In the PJHC classroom, Strassmann said, the Wikipedia assignment enables students to create factual new content on topics relating to justice and inequality, providing free access to important research to people around the world.
Through such scholarly research and hands-on work outside the classroom, Strassmann continued, students in the minor learn to think critically about existing systems and gain awareness of all aspects of human lives.
“We don't necessarily give them answers, but we let them know about the critical debates on these issues, where they're heading and what sorts of questions need to be asked so that they can apply them to new types of problems as they arise,” Strassmann said. “Hopefully, this means they will not be drawn to the sort of easy, fast solutions that aren't really going to address the whole problem.”
Jones College senior Tomás Arango originally came to Rice to pursue economics, but a PJHC course with Strassmann and a summer spent working on crimes against humanity cases with a human rights nongovernmental organization changed his trajectory completely.
“Her class opened my eyes to a lot of blind spots, especially from a feminist perspective,” he said, noting in particular the “closed-mindedness” and “powerful assumptions” within the field of economics that often combine to create unrealistic models of how the world does or should work.
“I thought Dr. Strassmann provided a much more realistic, nuanced and useful measure of success in the work that I was hoping to do at the time, which was economic development,” Arango said.
After the course, Arango wanted to go deeper. Strassmann recommended he volunteer with the Tahirih Justice Center, where he witnessed real-life struggles of women and children escaping violence from across the world.
“I think I couldn't have done that work and walked away and gone into consulting and been OK with doing that for the rest of my life,” said Arango, who is now applying to law schools in hopes of pursuing a career in human rights law.
Sid Richardson College senior Jeanie Kim was similarly impacted by her service work in Mexico and Guatemala prior to her freshman year at Rice. Wanting to understand more about the poverty she confronted during those trips, Kim found out about PJHC through an upperclassman at Sid.
“I knew that this program was one that would cultivate foundational knowledge and understanding through the content material as well as just being in a classroom and engaging with students and faculty passionate about the same things that I was,” Kim said.
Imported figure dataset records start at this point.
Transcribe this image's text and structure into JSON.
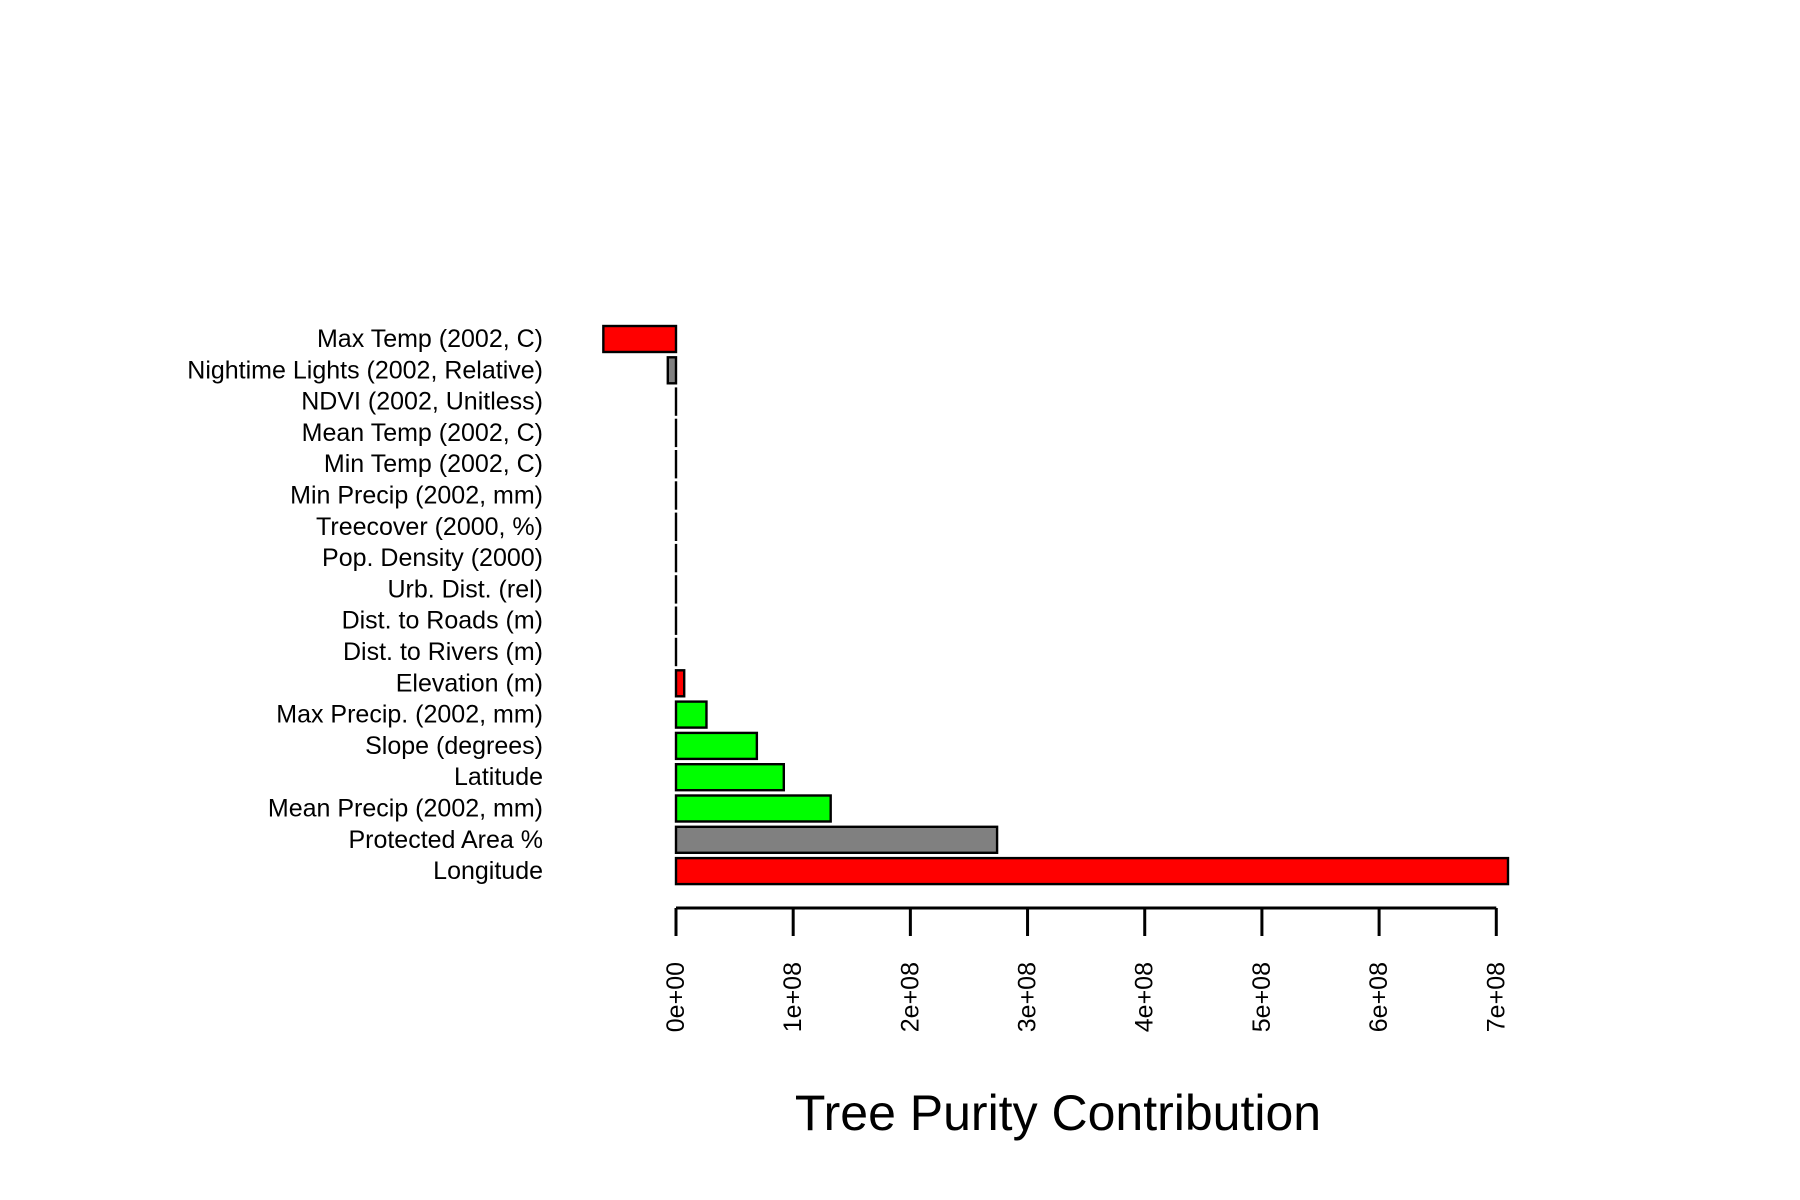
{
  "chart_data": {
    "type": "bar",
    "orientation": "horizontal",
    "title": "",
    "xlabel": "Tree Purity Contribution",
    "ylabel": "",
    "xlim": [
      -62000000,
      710000000
    ],
    "grid": false,
    "legend": "none",
    "x_ticks": [
      0,
      100000000,
      200000000,
      300000000,
      400000000,
      500000000,
      600000000,
      700000000
    ],
    "x_tick_labels": [
      "0e+00",
      "1e+08",
      "2e+08",
      "3e+08",
      "4e+08",
      "5e+08",
      "6e+08",
      "7e+08"
    ],
    "categories": [
      "Max Temp (2002, C)",
      "Nightime Lights (2002, Relative)",
      "NDVI (2002, Unitless)",
      "Mean Temp (2002, C)",
      "Min Temp (2002, C)",
      "Min Precip (2002, mm)",
      "Treecover (2000, %)",
      "Pop. Density (2000)",
      "Urb. Dist. (rel)",
      "Dist. to Roads (m)",
      "Dist. to Rivers (m)",
      "Elevation (m)",
      "Max Precip. (2002, mm)",
      "Slope (degrees)",
      "Latitude",
      "Mean Precip (2002, mm)",
      "Protected Area %",
      "Longitude"
    ],
    "values": [
      -62000000,
      -7000000,
      0,
      0,
      0,
      0,
      0,
      0,
      0,
      0,
      0,
      7000000,
      26000000,
      69000000,
      92000000,
      132000000,
      274000000,
      710000000
    ],
    "colors": [
      "#ff0000",
      "#808080",
      "#808080",
      "#808080",
      "#808080",
      "#808080",
      "#808080",
      "#808080",
      "#808080",
      "#808080",
      "#808080",
      "#ff0000",
      "#00ff00",
      "#00ff00",
      "#00ff00",
      "#00ff00",
      "#808080",
      "#ff0000"
    ]
  }
}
As a senior, Kim is completing a capstone course for the minor, focusing specifically on human trafficking and migration. After graduation, the kinesiology major hopes to spend a couple of years in research and service before applying to medical school.
Her most impactful experience with PJHC came in the form of a six-week trip back to Mexico in 2018, where she lived with a family in Oaxaca and worked on community-based health and nutrition projects as part of her McAshan Summer Service Internship.
But, she said, she couldn’t choose a favorite single course.
“All of the classes have given me a lens to see the injustices and inequalities that have shaped and continue to shape our world and in doing so, they are helping me to cultivate the skills to reconcile different points of views both within and between subjects.”
Kim and Arango will eventually join the hundreds of other Rice graduates who have used their PJHC minor to make meaningful differences in the world using the unique perspectives afforded by the program.
Strassmann couldn’t be prouder.
“It's been such a privilege to be able to work with them and to have had the opportunity to steer them into thinking about how to be out in the world — how to engage with other people in a way that's really eye-to-eye and respectful and collaborative, but also oriented towards changing things,” she said.